PT Bintang Delapan Wahana Mangkir dari Panggilan Polisi, YAMMI: Korporasi Tak Tunduk pada Hukum

By Inul Irfani 21 Jul 2025, 09:58:23 WIB Hukum
PT Bintang Delapan Wahana Mangkir dari Panggilan Polisi, YAMMI: Korporasi Tak Tunduk pada Hukum

Keterangan Gambar : Direktur Kampanye dan Advokasi YAMMI Sulteng, Africhal Khamanaei. (Foto: IST)


Likeindonesia.com, Sulteng — PT Bintang Delapan Wahana (BDW) kembali menuai sorotan usai mangkir dari panggilan pemeriksaan Polda Sulawesi Tengah. 


Pemanggilan tersebut terkait hilangnya bukti surat yang diduga palsu dan digunakan untuk mengajukan Izin Usaha Pertambangan (IUP) Operasi Produksi di wilayah Kabupaten Morowali.

Baca Lainnya :


Surat yang dipermasalahkan adalah dokumen bernomor 1489/30/DBM/2013 yang mengatasnamakan Dirjen Mineral dan Batubara tentang Penyesuaian IUP Operasi Produksi tertanggal 3 Oktober 2013. 


Namun, surat tersebut belakangan dipertanyakan keabsahannya karena diduga tidak pernah diterbitkan oleh kementerian terkait.


"Ketidakhadiran EC sebagai petinggi PT. BDW dari Panggilan Polda Sulawesi Tengah adalah bukti bahwa Kepolisian Daerah Sulawesi Tengah tidak berdaya di hadapan petinggi korporasi yang sewenang-wenang menggunakan data palsu untuk kepentingan perusahaan," tulis Direktur Kampanye dan Advokasi YAMMI Sulteng, Africhal Khamanaei, dalam pernyataan resminya melalui rilis pers kepada media ini, Minggu (20/7/2025) malam. 


Kasus ini bermula dari penerbitan IUP oleh Bupati Konawe Utara pada tahun 2008 yang mencakup wilayah di Kabupaten Morowali, Sulawesi Tengah.


Padahal, secara yurisdiksi, Bupati Konawe Utara tidak memiliki kewenangan menerbitkan izin di wilayah Morowali.

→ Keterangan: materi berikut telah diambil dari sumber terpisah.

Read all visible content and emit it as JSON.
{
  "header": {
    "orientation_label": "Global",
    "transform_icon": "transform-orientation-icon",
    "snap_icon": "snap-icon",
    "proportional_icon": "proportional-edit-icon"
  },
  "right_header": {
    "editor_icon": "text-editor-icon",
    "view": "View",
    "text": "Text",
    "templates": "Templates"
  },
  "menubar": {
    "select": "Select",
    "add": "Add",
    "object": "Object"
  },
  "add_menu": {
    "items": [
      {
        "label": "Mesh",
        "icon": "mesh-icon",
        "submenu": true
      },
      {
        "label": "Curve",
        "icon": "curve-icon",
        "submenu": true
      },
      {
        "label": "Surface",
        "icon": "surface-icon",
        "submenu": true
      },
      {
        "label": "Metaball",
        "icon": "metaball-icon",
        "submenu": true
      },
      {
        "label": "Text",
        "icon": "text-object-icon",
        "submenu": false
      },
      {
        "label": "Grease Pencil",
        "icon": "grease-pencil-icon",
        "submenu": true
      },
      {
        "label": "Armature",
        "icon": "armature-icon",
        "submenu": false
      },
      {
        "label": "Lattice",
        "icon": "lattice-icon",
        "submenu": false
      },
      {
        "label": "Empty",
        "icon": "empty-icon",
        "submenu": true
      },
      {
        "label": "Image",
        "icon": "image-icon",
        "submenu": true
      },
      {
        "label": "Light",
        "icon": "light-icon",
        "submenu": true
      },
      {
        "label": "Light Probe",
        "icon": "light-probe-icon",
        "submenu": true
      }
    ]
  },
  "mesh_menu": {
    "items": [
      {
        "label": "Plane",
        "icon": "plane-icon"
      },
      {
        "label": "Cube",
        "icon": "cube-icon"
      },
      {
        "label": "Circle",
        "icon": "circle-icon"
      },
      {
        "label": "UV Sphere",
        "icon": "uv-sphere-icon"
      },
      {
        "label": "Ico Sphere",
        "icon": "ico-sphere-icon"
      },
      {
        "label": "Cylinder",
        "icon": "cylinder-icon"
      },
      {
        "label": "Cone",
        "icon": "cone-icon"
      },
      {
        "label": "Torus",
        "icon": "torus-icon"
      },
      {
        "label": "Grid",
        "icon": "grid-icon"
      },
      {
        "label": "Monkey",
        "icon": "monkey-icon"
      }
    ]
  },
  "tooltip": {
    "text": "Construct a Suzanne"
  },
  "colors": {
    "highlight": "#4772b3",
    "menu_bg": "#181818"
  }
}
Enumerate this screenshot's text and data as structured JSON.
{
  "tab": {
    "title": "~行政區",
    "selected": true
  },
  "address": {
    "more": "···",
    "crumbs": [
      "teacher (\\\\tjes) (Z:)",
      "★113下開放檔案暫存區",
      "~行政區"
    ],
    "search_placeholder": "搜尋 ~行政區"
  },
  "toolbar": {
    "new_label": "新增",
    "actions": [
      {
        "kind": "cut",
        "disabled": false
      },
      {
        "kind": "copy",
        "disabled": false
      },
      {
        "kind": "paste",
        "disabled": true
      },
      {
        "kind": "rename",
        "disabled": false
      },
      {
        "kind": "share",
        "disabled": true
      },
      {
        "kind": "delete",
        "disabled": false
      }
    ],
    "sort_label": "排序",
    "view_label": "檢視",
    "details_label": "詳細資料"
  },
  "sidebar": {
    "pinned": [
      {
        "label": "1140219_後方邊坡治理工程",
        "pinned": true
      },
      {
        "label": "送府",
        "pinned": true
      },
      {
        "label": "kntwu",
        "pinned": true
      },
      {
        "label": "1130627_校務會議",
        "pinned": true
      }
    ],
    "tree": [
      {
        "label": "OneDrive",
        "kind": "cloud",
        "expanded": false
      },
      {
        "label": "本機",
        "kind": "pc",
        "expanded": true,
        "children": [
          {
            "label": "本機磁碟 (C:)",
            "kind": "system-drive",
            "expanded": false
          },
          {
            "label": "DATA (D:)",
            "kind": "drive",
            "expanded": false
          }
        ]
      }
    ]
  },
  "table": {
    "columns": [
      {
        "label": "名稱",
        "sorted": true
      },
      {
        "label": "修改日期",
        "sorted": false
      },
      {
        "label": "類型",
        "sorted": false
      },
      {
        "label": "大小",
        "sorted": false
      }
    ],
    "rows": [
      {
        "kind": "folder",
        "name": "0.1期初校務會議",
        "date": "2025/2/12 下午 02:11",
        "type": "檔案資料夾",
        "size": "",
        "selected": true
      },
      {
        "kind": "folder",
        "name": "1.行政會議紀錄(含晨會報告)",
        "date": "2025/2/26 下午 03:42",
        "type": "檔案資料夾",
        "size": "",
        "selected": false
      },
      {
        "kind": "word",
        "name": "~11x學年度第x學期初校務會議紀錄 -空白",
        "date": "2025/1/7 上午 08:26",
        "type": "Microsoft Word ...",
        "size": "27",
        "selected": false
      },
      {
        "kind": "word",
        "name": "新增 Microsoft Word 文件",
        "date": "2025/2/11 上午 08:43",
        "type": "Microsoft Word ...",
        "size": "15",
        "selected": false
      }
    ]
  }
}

Belakangan, PT BDW disebut melakukan inisiatif agar IUP tersebut “disesuaikan” seolah-olah sah diterbitkan oleh Bupati Morowali.


Namun, penyelidikan Polda Sulawesi Tengah mengungkap bahwa tidak pernah ada surat resmi penyesuaian dari Dirjen Minerba. 


Pihak kepolisian bahkan telah menetapkan satu tersangka berinisial FMI sejak 13 Mei 2024 atas dugaan pemalsuan dokumen. Penahanan terhadap FMI dilakukan dari 3 Juli hingga 23 Juli 2024.


YAMMI menyoroti bahwa hingga kini konflik tumpang tindih lahan masih berlanjut di wilayah tersebut, mengakibatkan stagnasi pengelolaan potensi ekonomi. 


“Wilayah tersebut tidak bisa dikelola, dan pihak yang bertengkar belum membayar PNBP. Sulawesi Tengah jelas dirugikan karena potensi ekonomi di wilayah tersebut tidak terkelola sebagaimana mestinya,” lanjut pernyataan YAMMI.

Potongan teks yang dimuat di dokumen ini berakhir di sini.